Showcase ERTMS train project ‘too complex’
Financial Times: January 3 2008
By Robert Wright in London
A multi-billion euro showcase project aimed at getting Europe’s trains to run seamlessly from one country to another is unnecessarily complex and has been poorly managed, prompting a series of costly delays, according to leading figures in the sector.
The European Rail Traffic Management System has been hampered by the need to accommodate widely differing operating practices from across the Continent into a single system, according to industry figures who now question whether it was wise for Brussels to press ahead with the venture without first integrating rules.
The project is the latest in a long line of ambitious, pan-European industrial projects – including the Eurofighter Typhoon aircraft, Galileo satellite and A380 super-jumbo – to have encountered problems of international co-ordination.
The European Commission first called upon the railway industry to draw up rules for ERTMS’s design in 1993. Although the first specification was published in 2000, the European Railways Agency, the arm of the Commission responsible, is still publishing new versions to iron out problems.

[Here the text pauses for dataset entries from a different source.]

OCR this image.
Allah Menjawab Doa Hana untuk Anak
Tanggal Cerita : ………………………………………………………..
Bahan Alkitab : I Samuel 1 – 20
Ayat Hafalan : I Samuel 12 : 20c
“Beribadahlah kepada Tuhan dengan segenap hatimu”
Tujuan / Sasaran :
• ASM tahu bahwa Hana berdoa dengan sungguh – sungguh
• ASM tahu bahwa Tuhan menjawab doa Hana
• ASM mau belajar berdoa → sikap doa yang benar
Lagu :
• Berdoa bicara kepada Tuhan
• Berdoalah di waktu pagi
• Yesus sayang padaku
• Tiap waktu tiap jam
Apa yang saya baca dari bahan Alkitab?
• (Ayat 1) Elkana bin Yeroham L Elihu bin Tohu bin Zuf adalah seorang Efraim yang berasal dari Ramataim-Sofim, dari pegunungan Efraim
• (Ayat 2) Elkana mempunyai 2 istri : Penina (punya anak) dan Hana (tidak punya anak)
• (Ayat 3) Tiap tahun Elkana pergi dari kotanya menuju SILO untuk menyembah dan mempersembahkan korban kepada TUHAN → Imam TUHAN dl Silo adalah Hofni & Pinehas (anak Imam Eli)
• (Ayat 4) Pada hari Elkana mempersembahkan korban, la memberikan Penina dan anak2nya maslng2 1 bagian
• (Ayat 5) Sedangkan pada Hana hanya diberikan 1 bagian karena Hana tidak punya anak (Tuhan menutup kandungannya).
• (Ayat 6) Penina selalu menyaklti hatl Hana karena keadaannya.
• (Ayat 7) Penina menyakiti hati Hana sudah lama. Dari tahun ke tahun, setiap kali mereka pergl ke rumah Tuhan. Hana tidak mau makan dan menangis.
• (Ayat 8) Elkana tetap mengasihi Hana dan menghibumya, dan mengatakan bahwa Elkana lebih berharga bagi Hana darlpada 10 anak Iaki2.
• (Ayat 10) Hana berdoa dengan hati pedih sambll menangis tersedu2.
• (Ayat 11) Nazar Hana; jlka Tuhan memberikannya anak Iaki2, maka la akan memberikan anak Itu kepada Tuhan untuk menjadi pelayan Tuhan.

It is not clear what cost the many industry and government parties involved have incurred, but SNCF, the French national rail operator, estimates it would cost €2bn ($2.9bn, £1.49bn) just to fit its trains with equipment to understand ERTMS signals.

Work on the line
Jan-Willems Siebers, commercial director of NS Hi-speed, the operator of a new high-speed line in the Low Countries whose opening has been delayed by ERTMS problems, said the project had fallen victim to the difficulty of co-ordinating many organisations across Europe.
“‘System’ is always difficult and ‘European’ is always difficult because every country has its own specifics,” Mr Siebers said. “If you combine ‘Europe’ and ‘system’, you have a challenge squared.”
NS Hispeed abandoned plans for a partial, lower-speed opening of part of the Antwerp-Amsterdam HSL-Zuid in December after it failed to resolve problems with the ERTMS signalling.
Josef Doppelbauer of Canada’s Bombardier, the world’s largest rail equipment manufacturer, said the situation was deeply frustrating. To accommodate the widely differing operating rules, there had to be significant scope in the design for customisation.
However, Richard Lockett, head of strategy for the European Railways Agency, insisted it had established a firm grip in the year since it had had charge of the specification. It now knew where the ambiguities were in the specification and was working to resolve them.